A group of researchers have pinpointed various gene-dosage alterations that they believe may play a role in the carcinogenesis of cervical cancer. Their study also revealed genetic losses and gains associated with chemoradioresistance and certain candidate biomarkers.
The findings are published in the November 13 issue of PLoS Genetics in a paper titled “Gene Dosage, Expression, and Ontology Analysis Identifies Driver Genes in the Carcinogenesis and Chemoradioresistance of Cervical Cancer.”
The investigators examined more than 140 patients diagnosed and treated at the Norwegian Radium Hospital. Screening of their genomes revealed a set of biological processes that were already known to be hallmarks of cancer associated with gains and losses of specific genes. Moreover, they identified novel loci associated with resistance to chemo- and radiotherapy and depict the genes involved.

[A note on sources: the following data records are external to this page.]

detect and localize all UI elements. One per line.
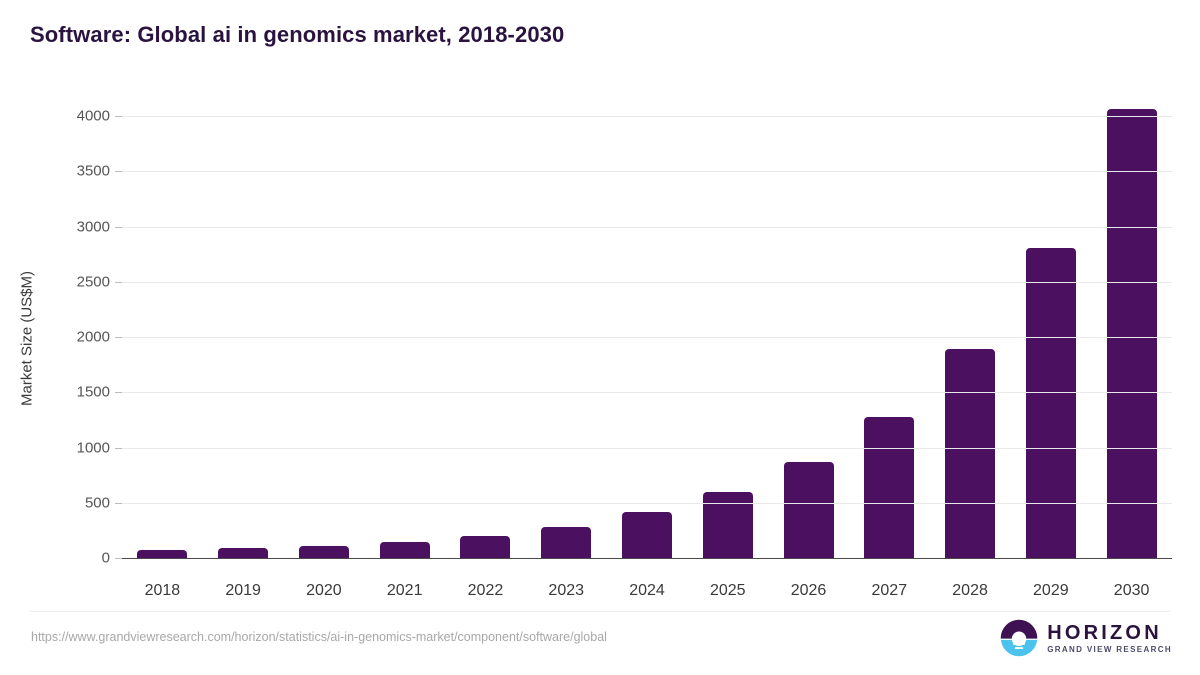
chart-canvas: Market Size (US$M) 050010001500200025003… xyxy=(0,0,1200,675)
gridline xyxy=(122,503,1172,504)
x-axis-tick: 2029 xyxy=(1010,558,1091,598)
x-axis-tick: 2019 xyxy=(203,558,284,598)
bar[interactable] xyxy=(137,550,187,558)
y-axis-tick-label: 0 xyxy=(0,550,110,567)
x-axis-tick-label: 2023 xyxy=(526,582,607,600)
horizon-sun-circle-icon xyxy=(1000,619,1038,657)
y-axis-tick-label: 4000 xyxy=(0,108,110,125)
x-axis-tick-label: 2027 xyxy=(849,582,930,600)
x-axis-tick: 2021 xyxy=(364,558,445,598)
y-axis-tick-label: 1500 xyxy=(0,384,110,401)
y-axis-tick-mark xyxy=(115,227,122,228)
x-axis-tick-label: 2028 xyxy=(930,582,1011,600)
bar[interactable] xyxy=(1107,109,1157,558)
x-axis-tick-label: 2022 xyxy=(445,582,526,600)
logo-text-block: HORIZON GRAND VIEW RESEARCH xyxy=(1047,623,1172,654)
gridline xyxy=(122,227,1172,228)
logo-wordmark: HORIZON xyxy=(1047,623,1172,643)
bar[interactable] xyxy=(380,542,430,558)
x-axis-tick-label: 2019 xyxy=(203,582,284,600)
chart-page: Software: Global ai in genomics market, … xyxy=(0,0,1200,675)
bar[interactable] xyxy=(218,548,268,558)
x-axis-tick: 2023 xyxy=(526,558,607,598)
x-axis-tick-label: 2030 xyxy=(1091,582,1172,600)
y-axis-tick-mark xyxy=(115,558,122,559)
footer-divider xyxy=(30,611,1170,612)
x-axis-tick-label: 2029 xyxy=(1010,582,1091,600)
x-axis-tick: 2020 xyxy=(284,558,365,598)
y-axis-tick-label: 3000 xyxy=(0,218,110,235)
bar[interactable] xyxy=(299,546,349,558)
x-axis-tick: 2026 xyxy=(768,558,849,598)
logo-tagline: GRAND VIEW RESEARCH xyxy=(1047,646,1172,654)
gridline xyxy=(122,337,1172,338)
x-axis-tick: 2018 xyxy=(122,558,203,598)
x-axis-tick-labels: 2018201920202021202220232024202520262027… xyxy=(122,558,1172,598)
bar[interactable] xyxy=(864,417,914,558)
bar[interactable] xyxy=(945,349,995,558)
x-axis-tick-label: 2018 xyxy=(122,582,203,600)
y-axis-tick-label: 500 xyxy=(0,494,110,511)
x-axis-tick-label: 2026 xyxy=(768,582,849,600)
y-axis-tick-label: 2000 xyxy=(0,329,110,346)
y-axis-tick-mark xyxy=(115,503,122,504)
bar[interactable] xyxy=(541,527,591,558)
gridline xyxy=(122,392,1172,393)
x-axis-tick-label: 2020 xyxy=(284,582,365,600)
plot-area: 05001000150020002500300035004000 xyxy=(122,116,1172,558)
x-axis-tick-label: 2024 xyxy=(607,582,688,600)
bar[interactable] xyxy=(1026,248,1076,559)
bar[interactable] xyxy=(784,462,834,558)
y-axis-tick-mark xyxy=(115,171,122,172)
source-url[interactable]: https://www.grandviewresearch.com/horizo… xyxy=(31,630,607,644)
x-axis-tick: 2024 xyxy=(607,558,688,598)
gridline xyxy=(122,282,1172,283)
gridline xyxy=(122,171,1172,172)
x-axis-tick-label: 2025 xyxy=(687,582,768,600)
bar[interactable] xyxy=(460,536,510,558)
x-axis-tick: 2025 xyxy=(687,558,768,598)
y-axis-tick-mark xyxy=(115,392,122,393)
gridline xyxy=(122,116,1172,117)
x-axis-tick: 2028 xyxy=(930,558,1011,598)
y-axis-tick-mark xyxy=(115,448,122,449)
x-axis-tick-label: 2021 xyxy=(364,582,445,600)
x-axis-tick: 2027 xyxy=(849,558,930,598)
x-axis-tick: 2022 xyxy=(445,558,526,598)
gridline xyxy=(122,448,1172,449)
y-axis-tick-label: 2500 xyxy=(0,273,110,290)
horizon-logo[interactable]: HORIZON GRAND VIEW RESEARCH xyxy=(1000,618,1172,658)
y-axis-tick-mark xyxy=(115,282,122,283)
y-axis-tick-mark xyxy=(115,116,122,117)
y-axis-tick-label: 3500 xyxy=(0,163,110,180)
bar[interactable] xyxy=(622,512,672,558)
y-axis-tick-mark xyxy=(115,337,122,338)
x-axis-tick: 2030 xyxy=(1091,558,1172,598)
y-axis-tick-label: 1000 xyxy=(0,439,110,456)
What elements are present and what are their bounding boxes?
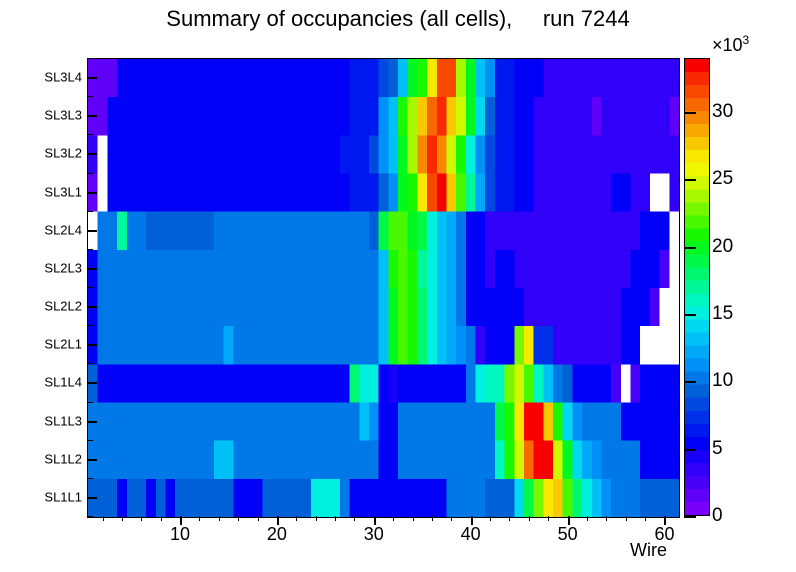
x-axis-minor-tick — [141, 516, 142, 521]
colorbar-tick — [684, 449, 696, 451]
plot-frame — [87, 58, 680, 518]
colorbar-tick — [684, 247, 696, 249]
root-canvas: Summary of occupancies (all cells), run … — [0, 0, 796, 572]
y-axis-minor-tick — [88, 402, 93, 403]
x-axis-minor-tick — [626, 516, 627, 521]
y-axis-minor-tick — [88, 287, 93, 288]
x-axis-minor-tick — [529, 516, 530, 521]
y-axis-tick — [88, 268, 97, 270]
x-axis-minor-tick — [199, 516, 200, 521]
y-axis-label-sl1l4: SL1L4 — [18, 375, 82, 390]
y-axis-tick — [88, 459, 97, 461]
y-axis-label-sl1l2: SL1L2 — [18, 451, 82, 466]
x-axis-minor-tick — [161, 516, 162, 521]
x-axis-minor-tick — [548, 516, 549, 521]
colorbar-label-20: 20 — [712, 236, 733, 258]
x-axis-label-20: 20 — [267, 524, 287, 545]
colorbar-label-15: 15 — [712, 303, 733, 325]
colorbar-exponent-base: ×10 — [712, 35, 743, 55]
y-axis-label-sl3l3: SL3L3 — [18, 108, 82, 123]
x-axis-label-10: 10 — [170, 524, 190, 545]
x-axis-minor-tick — [354, 516, 355, 521]
y-axis-minor-tick — [88, 440, 93, 441]
y-axis-tick — [88, 115, 97, 117]
x-axis-minor-tick — [393, 516, 394, 521]
colorbar-label-5: 5 — [712, 438, 723, 460]
x-axis-minor-tick — [490, 516, 491, 521]
y-axis-minor-tick — [88, 325, 93, 326]
y-axis-label-sl3l4: SL3L4 — [18, 70, 82, 85]
x-axis-minor-tick — [258, 516, 259, 521]
y-axis-label-sl3l1: SL3L1 — [18, 184, 82, 199]
y-axis-minor-tick — [88, 249, 93, 250]
x-axis-label-50: 50 — [558, 524, 578, 545]
y-axis-tick — [88, 77, 97, 79]
colorbar-exponent-power: 3 — [743, 33, 750, 47]
y-axis-label-sl2l3: SL2L3 — [18, 260, 82, 275]
x-axis-minor-tick — [219, 516, 220, 521]
y-axis-minor-tick — [88, 58, 93, 59]
colorbar-labels: 051015202530 — [712, 58, 782, 520]
y-axis-label-sl1l1: SL1L1 — [18, 489, 82, 504]
x-axis-minor-tick — [316, 516, 317, 521]
x-axis-minor-tick — [413, 516, 414, 521]
y-axis-minor-tick — [88, 173, 93, 174]
y-axis-ticks — [88, 58, 100, 516]
chart-title: Summary of occupancies (all cells), run … — [0, 6, 796, 32]
y-axis-tick — [88, 306, 97, 308]
x-axis-minor-tick — [606, 516, 607, 521]
colorbar-tick — [684, 516, 696, 518]
y-axis-tick — [88, 382, 97, 384]
colorbar-exponent: ×103 — [712, 33, 749, 56]
x-axis-minor-tick — [238, 516, 239, 521]
x-axis-minor-tick — [587, 516, 588, 521]
x-axis-label-30: 30 — [364, 524, 384, 545]
x-axis-minor-tick — [296, 516, 297, 521]
heatmap-grid — [88, 59, 679, 517]
x-axis-minor-tick — [103, 516, 104, 521]
colorbar-tick — [684, 179, 696, 181]
y-axis-label-sl3l2: SL3L2 — [18, 146, 82, 161]
y-axis-tick — [88, 497, 97, 499]
y-axis-label-sl1l3: SL1L3 — [18, 413, 82, 428]
y-axis-minor-tick — [88, 134, 93, 135]
colorbar-tick — [684, 314, 696, 316]
x-axis-title: Wire — [630, 540, 667, 561]
colorbar-label-10: 10 — [712, 370, 733, 392]
y-axis-label-sl2l2: SL2L2 — [18, 299, 82, 314]
colorbar-tick — [684, 381, 696, 383]
x-axis-labels: 102030405060 — [0, 524, 796, 546]
colorbar-label-25: 25 — [712, 168, 733, 190]
y-axis-minor-tick — [88, 96, 93, 97]
y-axis-tick — [88, 230, 97, 232]
heatmap-canvas — [88, 59, 679, 517]
y-axis-minor-tick — [88, 478, 93, 479]
y-axis-label-sl2l1: SL2L1 — [18, 337, 82, 352]
x-axis-minor-tick — [335, 516, 336, 521]
x-axis-label-40: 40 — [461, 524, 481, 545]
y-axis-tick — [88, 421, 97, 423]
x-axis-minor-tick — [451, 516, 452, 521]
y-axis-tick — [88, 153, 97, 155]
y-axis-minor-tick — [88, 363, 93, 364]
colorbar-label-30: 30 — [712, 101, 733, 123]
y-axis-labels: SL3L4SL3L3SL3L2SL3L1SL2L4SL2L3SL2L2SL2L1… — [12, 58, 82, 516]
x-axis-minor-tick — [432, 516, 433, 521]
y-axis-tick — [88, 344, 97, 346]
colorbar-tick — [684, 112, 696, 114]
x-axis-minor-tick — [122, 516, 123, 521]
y-axis-label-sl2l4: SL2L4 — [18, 222, 82, 237]
colorbar-label-0: 0 — [712, 505, 723, 527]
y-axis-tick — [88, 192, 97, 194]
y-axis-minor-tick — [88, 211, 93, 212]
x-axis-minor-tick — [645, 516, 646, 521]
x-axis-minor-tick — [509, 516, 510, 521]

Gene-dosage and expression profiles of 102 locally advanced cervical cancers were generated by microarray techniques. The Illumina expression method was used to confirm the gene-expression results in 52 patients. An independent cohort of 41 patients was used for validation of gene expressions associated with clinical outcome.
Statistical analysis identified 29 recurrent gains and losses and three losses (on 3p, 13q, 21q) associated with poor outcome after chemoradiotherapy. The intratumor heterogeneity, assessed from the gene-dosage profiles, was low for these alterations, showing that they had emerged prior to many other alterations and probably were early events in carcinogenesis.
Integration of the alterations with gene-expression and gene ontology data identified genes that were regulated by the alterations and revealed five biological processes that were significantly overrepresented among the affected genes: apoptosis, metabolism, macromolecule localization, translation, and transcription. Four genes on 3p (RYBP, GBE1) and 13q (FAM48A, MED4) correlated with outcome at both the gene-dosage and expression level and were satisfactorily validated in the independent cohort.
These analyses yielded 57 candidate drivers of 24 genetic events, including novel loci responsible for chemoradioresistance. The authors emphasize that the results need to be further validated before they can be considered for use in clinical decision making.